# Wife With Dissolving Relationship



## MommaGizz (Dec 3, 2010)

My husband and I have been married for 2 1/2 years, though we have known each other for 7. I was 16 when we met and he was 20, and he was my first boyfriend/relationship. We had a troubling beginning. We parted ways after 9 months, then found each other years later where we fell back in love (the sappy puppy dog kind). Sex was frequent and we were inseperable. After 6 months, I got pregnant with our son. Sex during pregnancy eventually disappeared as my hormones were all out of whack (I also have thyroid issues which probably exascerbated this issue). There were many times where I would want it from him, but I was very put off because he became very emotionally distant from me. I would also wake up in the middle of the night to find him looking at porn. Our son was born and he took a job where he had to be out of town the majority of the time. When my son was 8 months old, he left this job to be at home with us. He has always had a big sex drive, but I have felt emotionally detached from him since I was pregnant. He says he loves me very much, and he wants sex all the time, but I don't feel a physical connection to him at all. 

Recently a few months back he left for a business trip, and in my depression I checked his social networking and found some very inappropriate messages to a MUCH older woman, someone he had a sexual past with. With more digging, I discovered that these types of inappropriate relationships have been going on since the beginning of our second go-a-round. We went to a Christian counselor, but he soon found excuses as to why we shouldn't go. 

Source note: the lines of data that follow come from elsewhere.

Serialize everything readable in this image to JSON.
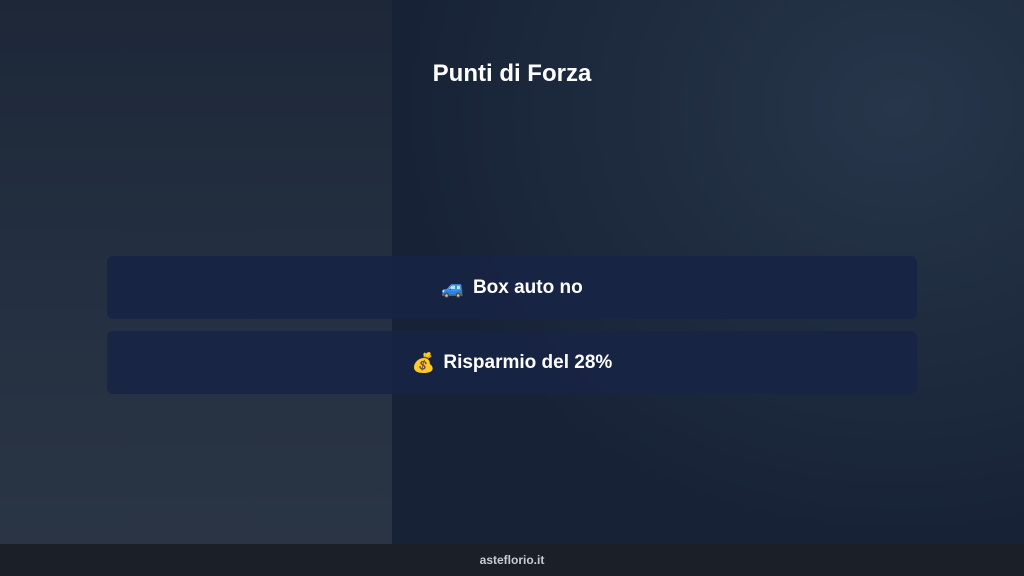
{
  "title": "Punti di Forza",
  "items": [
    {
      "icon": "🚙",
      "label": "Box auto no"
    },
    {
      "icon": "💰",
      "label": "Risparmio del 28%"
    }
  ],
  "footer": "asteflorio.it"
}
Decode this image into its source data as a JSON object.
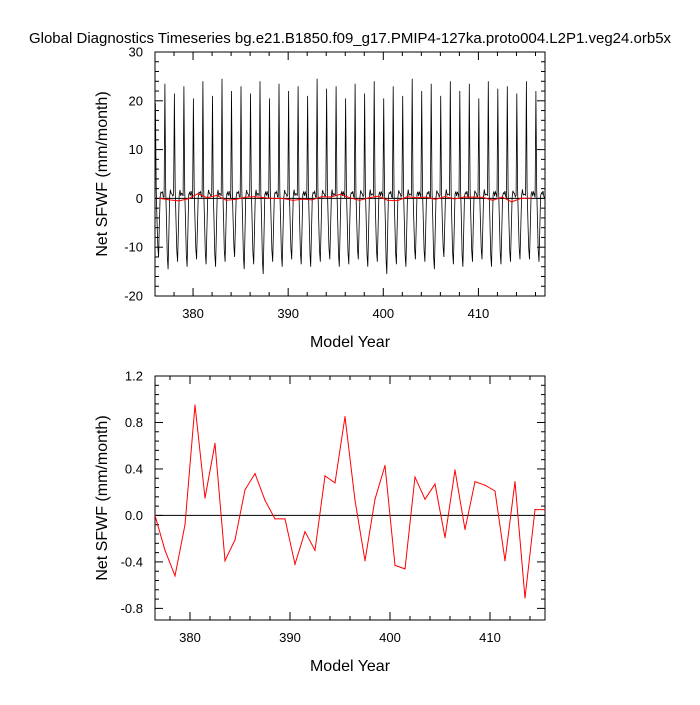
{
  "figure": {
    "title": "Global Diagnostics Timeseries bg.e21.B1850.f09_g17.PMIP4-127ka.proto004.L2P1.veg24.orb5x"
  },
  "colors": {
    "monthly_line": "#000000",
    "annual_line": "#ff0000",
    "zero_line": "#000000"
  },
  "chart_data": [
    {
      "type": "line",
      "title": "",
      "xlabel": "Model Year",
      "ylabel": "Net SFWF (mm/month)",
      "xlim": [
        376,
        417
      ],
      "ylim": [
        -20,
        30
      ],
      "xticks": [
        380,
        390,
        400,
        410
      ],
      "xtick_labels": [
        "380",
        "390",
        "400",
        "410"
      ],
      "yticks": [
        -20,
        -10,
        0,
        10,
        20,
        30
      ],
      "ytick_labels": [
        "-20",
        "-10",
        "0",
        "10",
        "20",
        "30"
      ],
      "reference_line": 0,
      "grid": false,
      "series": [
        {
          "style": "monthly",
          "color": "#000000",
          "start_year": 376.04,
          "step_years": 0.0833333,
          "seasonal_cycle": [
            19.2,
            1.8,
            -4.5,
            -11.0,
            -13.5,
            -6.5,
            0.5,
            1.5,
            0.8,
            1.2,
            0.6,
            0.4
          ],
          "year_peaks": [
            19.5,
            23.5,
            21.5,
            23.0,
            20.5,
            24.0,
            21.0,
            24.5,
            22.0,
            23.0,
            21.5,
            24.0,
            20.5,
            23.5,
            22.0,
            23.0,
            21.0,
            24.5,
            22.5,
            23.0,
            20.5,
            23.5,
            21.5,
            24.0,
            20.5,
            23.0,
            21.0,
            24.5,
            22.0,
            23.5,
            21.0,
            24.0,
            22.0,
            23.5,
            20.5,
            24.0,
            22.5,
            23.0,
            21.5,
            24.0,
            22.0
          ],
          "year_troughs": [
            -12.0,
            -14.5,
            -13.0,
            -14.0,
            -12.5,
            -13.5,
            -14.0,
            -13.0,
            -12.0,
            -14.5,
            -13.5,
            -15.5,
            -13.0,
            -14.0,
            -12.5,
            -13.5,
            -14.0,
            -13.0,
            -12.5,
            -14.0,
            -13.5,
            -12.5,
            -14.0,
            -13.0,
            -15.5,
            -13.5,
            -14.0,
            -12.5,
            -13.0,
            -14.5,
            -12.0,
            -13.5,
            -14.0,
            -13.0,
            -12.5,
            -14.0,
            -13.5,
            -13.0,
            -12.5,
            -12.5,
            -13.0
          ]
        },
        {
          "style": "annual",
          "color": "#ff0000",
          "x": [
            376.5,
            377.5,
            378.5,
            379.5,
            380.5,
            381.5,
            382.5,
            383.5,
            384.5,
            385.5,
            386.5,
            387.5,
            388.5,
            389.5,
            390.5,
            391.5,
            392.5,
            393.5,
            394.5,
            395.5,
            396.5,
            397.5,
            398.5,
            399.5,
            400.5,
            401.5,
            402.5,
            403.5,
            404.5,
            405.5,
            406.5,
            407.5,
            408.5,
            409.5,
            410.5,
            411.5,
            412.5,
            413.5,
            414.5,
            415.5
          ],
          "values": [
            0.0,
            -0.3,
            -0.52,
            -0.08,
            0.95,
            0.15,
            0.62,
            -0.39,
            -0.21,
            0.22,
            0.36,
            0.13,
            -0.03,
            -0.03,
            -0.42,
            -0.14,
            -0.3,
            0.34,
            0.28,
            0.85,
            0.13,
            -0.39,
            0.14,
            0.43,
            -0.43,
            -0.46,
            0.33,
            0.14,
            0.27,
            -0.19,
            0.39,
            -0.12,
            0.29,
            0.26,
            0.21,
            -0.39,
            0.29,
            -0.71,
            0.05,
            0.05
          ]
        }
      ]
    },
    {
      "type": "line",
      "title": "",
      "xlabel": "Model Year",
      "ylabel": "Net SFWF (mm/month)",
      "xlim": [
        376.5,
        415.5
      ],
      "ylim": [
        -0.9,
        1.2
      ],
      "xticks": [
        380,
        390,
        400,
        410
      ],
      "xtick_labels": [
        "380",
        "390",
        "400",
        "410"
      ],
      "yticks": [
        -0.8,
        -0.4,
        0.0,
        0.4,
        0.8,
        1.2
      ],
      "ytick_labels": [
        "-0.8",
        "-0.4",
        "0.0",
        "0.4",
        "0.8",
        "1.2"
      ],
      "reference_line": 0,
      "grid": false,
      "series": [
        {
          "style": "annual",
          "color": "#ff0000",
          "x": [
            376.5,
            377.5,
            378.5,
            379.5,
            380.5,
            381.5,
            382.5,
            383.5,
            384.5,
            385.5,
            386.5,
            387.5,
            388.5,
            389.5,
            390.5,
            391.5,
            392.5,
            393.5,
            394.5,
            395.5,
            396.5,
            397.5,
            398.5,
            399.5,
            400.5,
            401.5,
            402.5,
            403.5,
            404.5,
            405.5,
            406.5,
            407.5,
            408.5,
            409.5,
            410.5,
            411.5,
            412.5,
            413.5,
            414.5,
            415.5
          ],
          "values": [
            0.0,
            -0.3,
            -0.52,
            -0.08,
            0.95,
            0.15,
            0.62,
            -0.39,
            -0.21,
            0.22,
            0.36,
            0.13,
            -0.03,
            -0.03,
            -0.42,
            -0.14,
            -0.3,
            0.34,
            0.28,
            0.85,
            0.13,
            -0.39,
            0.14,
            0.43,
            -0.43,
            -0.46,
            0.33,
            0.14,
            0.27,
            -0.19,
            0.39,
            -0.12,
            0.29,
            0.26,
            0.21,
            -0.39,
            0.29,
            -0.71,
            0.05,
            0.05
          ]
        }
      ]
    }
  ]
}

We are very outwardly affectionate to each other, and say I Love You 15 million times a day, but I can't seem to get over my mistrust and the hurt from this. Now I find myself questioning everything I know about us. I find myself wondering about whether I made the right choice to marry him. Our marriage is sliding through my fingers, and it's killing me. I really do love him, I just miss the closeness. I want to have sex with him, but I can't stand the thought of being physical with someone who can't open up to me (if that makes sense??). It just feels like now we are staying together for our son.... Can anybody relate to this, or are my hormones just really that screwed up??


----------